Interleukin-1β induces trained innate immunity in human hematopoietic progenitor cells in vitro
Daniela Flores-Gomez, Willemijn Hobo, Diede van Ens, Elise L. Kessler, Boris Novakovic, Nicolaas Schaap, Wim H. C. Rijnen, Leo A. B. Joosten, Mihai G. Netea, Niels P. Riksen, Siroon Bekkering
Abstract
Innate immune cells can develop a long-lasting hyperresponsive phenotype, termed trained immunity, mediated by epigenetic and metabolic reprogramming. In mice, exposure to Bacille Calmette-Guérin (BCG), β-glucan, or Western diet induces trained immunity by reprogramming hematopoietic progenitor cells (HPCs), through interleukin-1β (IL-1β) signaling in the bone marrow (BM). We investigated whether IL-1β induces trained immunity in primary human BM-derived HPCs in vitro. We exposed human BM-derived HPCs to IL-1β for 4 h. HPCs were expanded and differentiated into monocytes followed by functional and transcriptomic characterization.
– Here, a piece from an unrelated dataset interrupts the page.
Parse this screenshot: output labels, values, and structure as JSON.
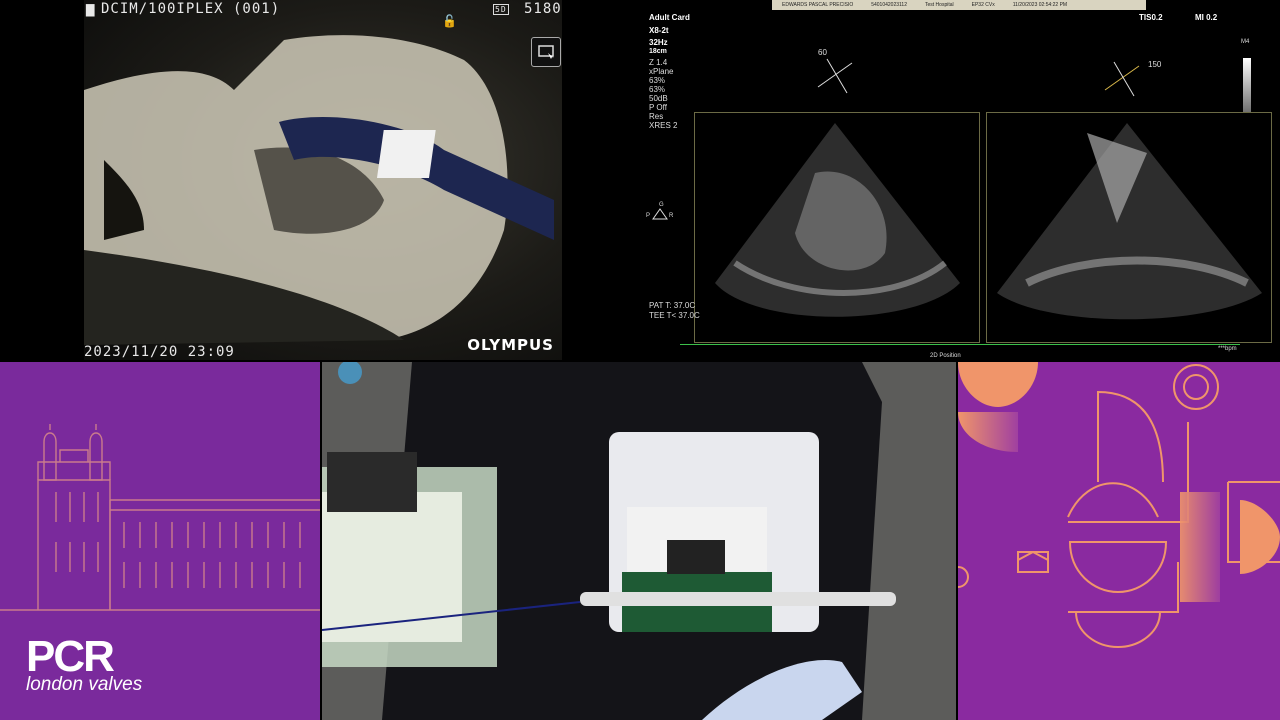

IL-1β-exposed HPCs showed higher granulocyte-macrophage colony-forming units. The monocyte offspring produced more tumor necrosis factor (TNF) and IL-1β after restimulation with lipopolysaccharide (LPS) and Pam3Cys and is metabolically more active. Transcriptomic analysis showed upregulation of key atherogenic and inflammatory pathways. In conclusion, brief exposure of human BM-derived HPCs to IL-1β in vitro induces a trained immunity phenotype.